What this indicates is that John Cook’s searches and paper are a waste of time, his figures are unreliable, and in any case they are meaningless. In the final analysis, only the scientific evidence matters.
This was post re scepticism was going so well on Randi’s site until the mention of Sceptical Science.
http://www.randi.org/site/index.php/swift-blog/2129-science-communication-is-about-knowing-who-youre-talking-to.html
James Randi’s site is not about skepticism if the topic is climate change.
If the science is settled and there is a massive consensus for CAGW then why is so much money being spent on researching it ?
Surely, if the science is settled, there is nothing more to research ?
Shub Niggurath said on May 27, 2013 at 10:58 pm:
For those unfamiliar with those:
http://thomsonreuters.com/products_services/science/science_products/a-z/science_citation_index/
Looks like you’ve got to be attached to a university for online access, staff or student.

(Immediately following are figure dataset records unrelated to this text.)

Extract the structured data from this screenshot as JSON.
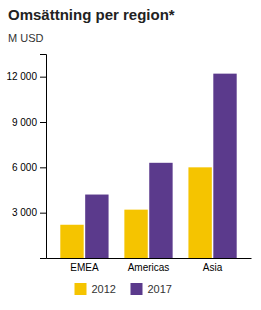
{
  "chart_data": {
    "type": "bar",
    "title": "Omsättning per region*",
    "ylabel": "M USD",
    "categories": [
      "EMEA",
      "Americas",
      "Asia"
    ],
    "series": [
      {
        "name": "2012",
        "color": "#F5C400",
        "values": [
          2200,
          3200,
          6000
        ]
      },
      {
        "name": "2017",
        "color": "#5B3A8C",
        "values": [
          4200,
          6300,
          12200
        ]
      }
    ],
    "ylim": [
      0,
      13500
    ],
    "yticks": [
      {
        "value": 0,
        "label": null
      },
      {
        "value": 3000,
        "label": "3 000"
      },
      {
        "value": 6000,
        "label": "6 000"
      },
      {
        "value": 9000,
        "label": "9 000"
      },
      {
        "value": 12000,
        "label": "12 000"
      }
    ],
    "grid": false,
    "legend": "bottom"
  }
}
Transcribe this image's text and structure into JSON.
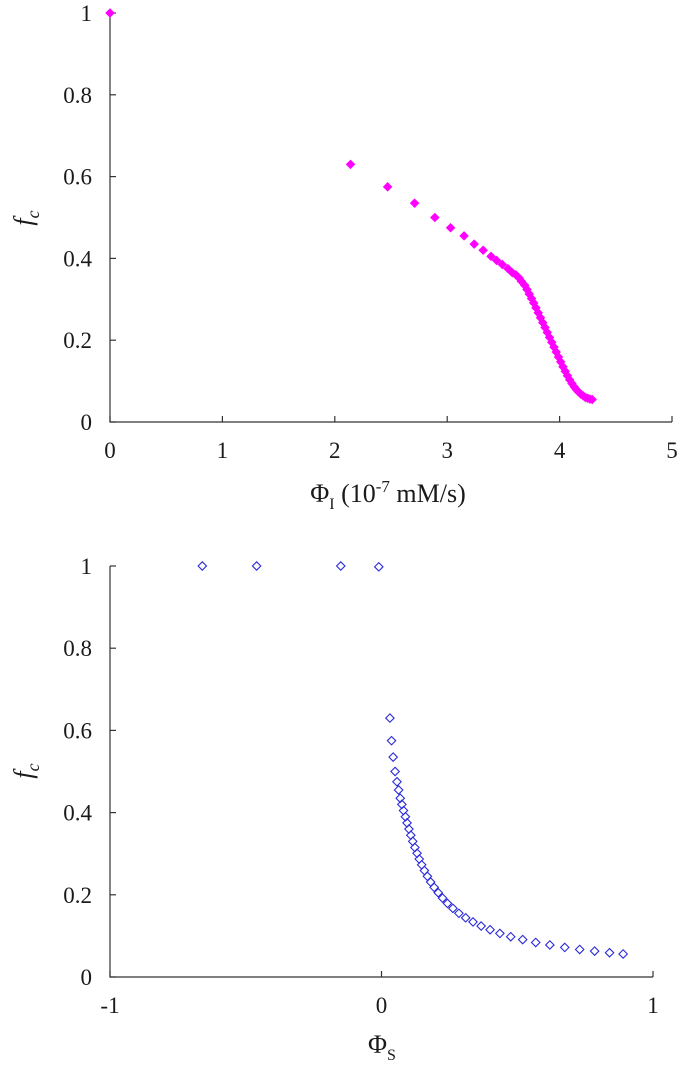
{
  "chart_data": [
    {
      "type": "scatter",
      "title": "",
      "xlabel": "Φ_I (10^-7 mM/s)",
      "ylabel": "f_c",
      "xlim": [
        0,
        5
      ],
      "ylim": [
        0,
        1
      ],
      "xticks": [
        0,
        1,
        2,
        3,
        4,
        5
      ],
      "yticks": [
        0,
        0.2,
        0.4,
        0.6,
        0.8,
        1
      ],
      "xtick_labels": [
        "0",
        "1",
        "2",
        "3",
        "4",
        "5"
      ],
      "ytick_labels": [
        "0",
        "0.2",
        "0.4",
        "0.6",
        "0.8",
        "1"
      ],
      "grid": false,
      "marker": "filled-diamond",
      "color": "#ff00ff",
      "series": [
        {
          "x": [
            0,
            2.14,
            2.47,
            2.71,
            2.89,
            3.03,
            3.15,
            3.24,
            3.32,
            3.39,
            3.44,
            3.49,
            3.54,
            3.58,
            3.61,
            3.64,
            3.66,
            3.69,
            3.71,
            3.73,
            3.75,
            3.77,
            3.79,
            3.81,
            3.83,
            3.85,
            3.87,
            3.89,
            3.91,
            3.93,
            3.95,
            3.97,
            3.99,
            4.01,
            4.03,
            4.05,
            4.07,
            4.09,
            4.11,
            4.13,
            4.15,
            4.17,
            4.19,
            4.21,
            4.23,
            4.25,
            4.27,
            4.29
          ],
          "y": [
            1.0,
            0.63,
            0.575,
            0.535,
            0.5,
            0.475,
            0.455,
            0.435,
            0.42,
            0.405,
            0.395,
            0.385,
            0.375,
            0.365,
            0.36,
            0.352,
            0.344,
            0.334,
            0.324,
            0.313,
            0.302,
            0.291,
            0.279,
            0.267,
            0.255,
            0.243,
            0.231,
            0.219,
            0.207,
            0.195,
            0.183,
            0.171,
            0.159,
            0.147,
            0.135,
            0.124,
            0.113,
            0.103,
            0.094,
            0.086,
            0.079,
            0.073,
            0.068,
            0.064,
            0.06,
            0.058,
            0.056,
            0.055
          ]
        }
      ]
    },
    {
      "type": "scatter",
      "title": "",
      "xlabel": "Φ_S",
      "ylabel": "f_c",
      "xlim": [
        -1,
        1
      ],
      "ylim": [
        0,
        1
      ],
      "xticks": [
        -1,
        0,
        1
      ],
      "yticks": [
        0,
        0.2,
        0.4,
        0.6,
        0.8,
        1
      ],
      "xtick_labels": [
        "-1",
        "0",
        "1"
      ],
      "ytick_labels": [
        "0",
        "0.2",
        "0.4",
        "0.6",
        "0.8",
        "1"
      ],
      "grid": false,
      "marker": "open-diamond",
      "color": "#2b2bd9",
      "series": [
        {
          "x": [
            -0.66,
            -0.46,
            -0.15,
            -0.01,
            0.031,
            0.037,
            0.043,
            0.05,
            0.057,
            0.063,
            0.069,
            0.075,
            0.081,
            0.088,
            0.094,
            0.101,
            0.108,
            0.115,
            0.123,
            0.131,
            0.139,
            0.148,
            0.158,
            0.169,
            0.181,
            0.194,
            0.209,
            0.225,
            0.243,
            0.263,
            0.285,
            0.31,
            0.337,
            0.367,
            0.4,
            0.436,
            0.476,
            0.52,
            0.568,
            0.62,
            0.675,
            0.73,
            0.785,
            0.84,
            0.89
          ],
          "y": [
            1.0,
            1.0,
            1.0,
            0.998,
            0.63,
            0.575,
            0.535,
            0.5,
            0.475,
            0.455,
            0.435,
            0.42,
            0.405,
            0.39,
            0.375,
            0.36,
            0.345,
            0.33,
            0.315,
            0.301,
            0.287,
            0.273,
            0.259,
            0.245,
            0.231,
            0.218,
            0.205,
            0.192,
            0.179,
            0.167,
            0.155,
            0.144,
            0.134,
            0.124,
            0.115,
            0.106,
            0.098,
            0.091,
            0.084,
            0.078,
            0.072,
            0.067,
            0.063,
            0.059,
            0.056
          ]
        }
      ]
    }
  ]
}
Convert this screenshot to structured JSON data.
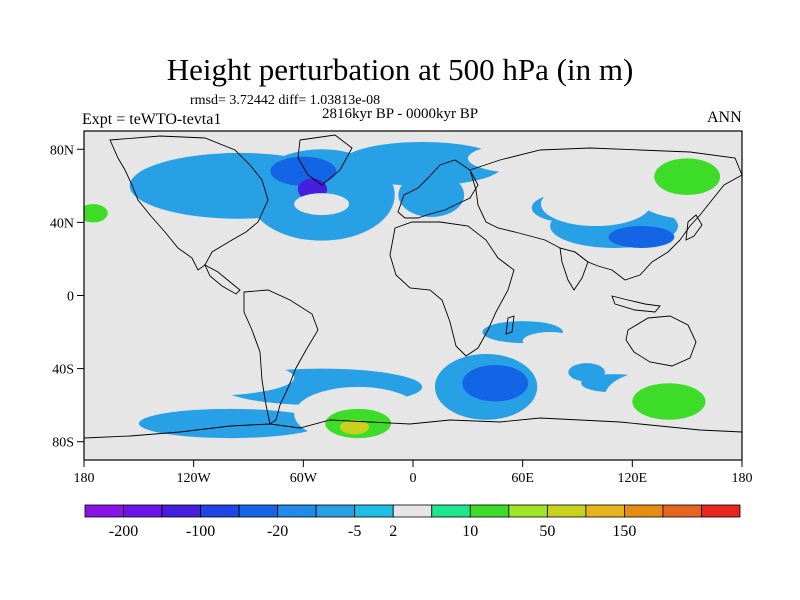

I’m getting wonderful flashbacks from the 1980’s, of wandering through the university libraries, pulling out the massive tomes of citations on the main floor, hoping that this was the right search word to provide relevant info, then scribbling down the info on a slip from the many small piles of scrap paper, followed by heading off to the periodicals or perhaps other stacks, through the narrow passageways, the many flights of steps, hoping the reference is there, is relevant, while guesstimating the photocopying charges…
Today people do a Google search and call it good. If you ask them to search more rigorously, they’ll also check Bing.
Any polling of scientists should segment them into three groups:
1. Actively practicing whose publication record is always on the side of warming and whose funders fund ‘warming’ studies to a far greater degree than ‘skeptical’ studies.
2. Actively practicing whose publication record is skeptical or even handed and whose funders either fund ‘skeptical’ science to a far greater degree or fund both sides of the argument in a dispassionate, even-handed manner.
3. Retired scientists not in need of grant funding to continue their careers.
A fourth group could also be surveyed, namely those with sufficient expertise to judge the matter professionally but whose career is not intimately linked to funding of climate science.
That would be an illuminating survey, wouldn’t it??
I wonder who is scientific enough, rigorous enough, dispassionate enough, honest enough and financially strong enough to carry it out correctly??
Today people do a Google search and call it good. If you ask them to search more rigorously, they’ll also check Bing.”
Hey, that works… if you are into ‘trivial pirsuit’.. ! 🙂
And AW, how can something that is as tenous and thin as the amount of CO2 in the atmosphere, fall any further apart ?
The survey should be narrower and deeper. I.e., it should survey only a random sample of the literature (say, papers whose #1 author’s name begins with a certain letter or pair of letters), and it should look at the content of the article, not just the abstract.
Second, papers dealing only with impact and mitigation should be excluded, or at least scored separately. It is those papers, whose non-expert opinion is nearly universally warmist, that contribute so much to the “97%” figure that’s bandied about.
And totally off-topic.. where does that black line think its going ??